Yesterday in the French capital, the Patriots for Europe group, the third strongest faction in the European Parliament, elected its leaders. The group was formed last June by Hungarian PM Viktor Orbán, former Czech Prime Minister Andrej Babiš (ANO), and Austrian Freedom Party (FPÖ) leader Herbert Kickl, whose party recently won elections in Austria, although legacy parties controversially then refused to name him chancellor and allow him to form a government.
Other parties in the grouping now include France’s National Rally, led by Jordan Bardella, and the Dutch Party for Freedom, led by Geert Wilders.
Santiago Abascal, chairman of the Spanish Vox party, was elected president of the Patriots, with Hungarian PM Orbán congratulating him on X.

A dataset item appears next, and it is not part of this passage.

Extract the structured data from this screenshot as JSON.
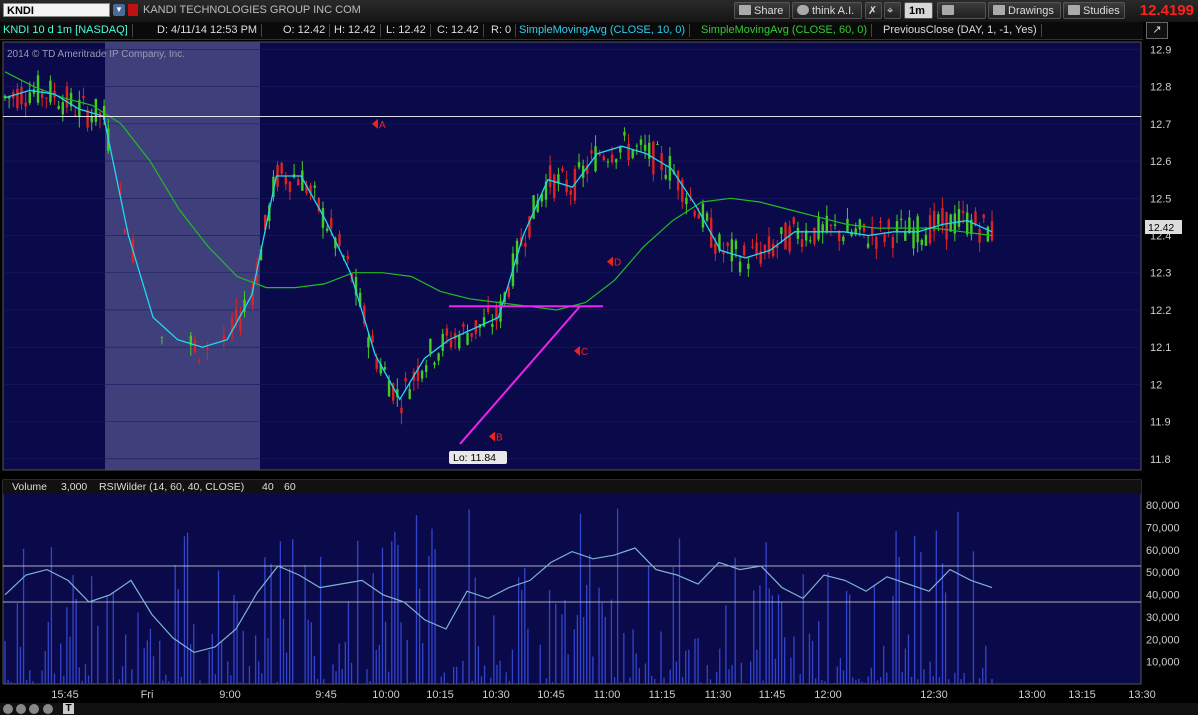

“The Brussels elite wants to silence us, but we will not give in! We don’t represent Brussels bureaucrats, we represent the European people. Our mandate is clear: protecting European families, stopping migration and restoring Europe’s competitiveness,” he posted with the hashtags #MEGA and #Patriots
Fidesz EP representative Gál Kinga was also elected vice-president of the party family.
“Thank you for the honor! We are building a strong Europe, proud of its traditions and based on sovereign nations. It is in vain for the left to try to stop us by any means if the majority of the people are with us. We will bring the change they voted for and make Europe great again! I will undertake the lion’s share of this work,” she wrote on Facebook.
Hungary’s Prime Minister Viktor Orbán also shared a part of his speech on social media.
“The first important lesson from President Trump’s campaign and victory is the following. We must take bold positions and be able to speak about them loudly and clearly. And may I say that there is no need to shift to the center because the center has already shifted toward us,” he said.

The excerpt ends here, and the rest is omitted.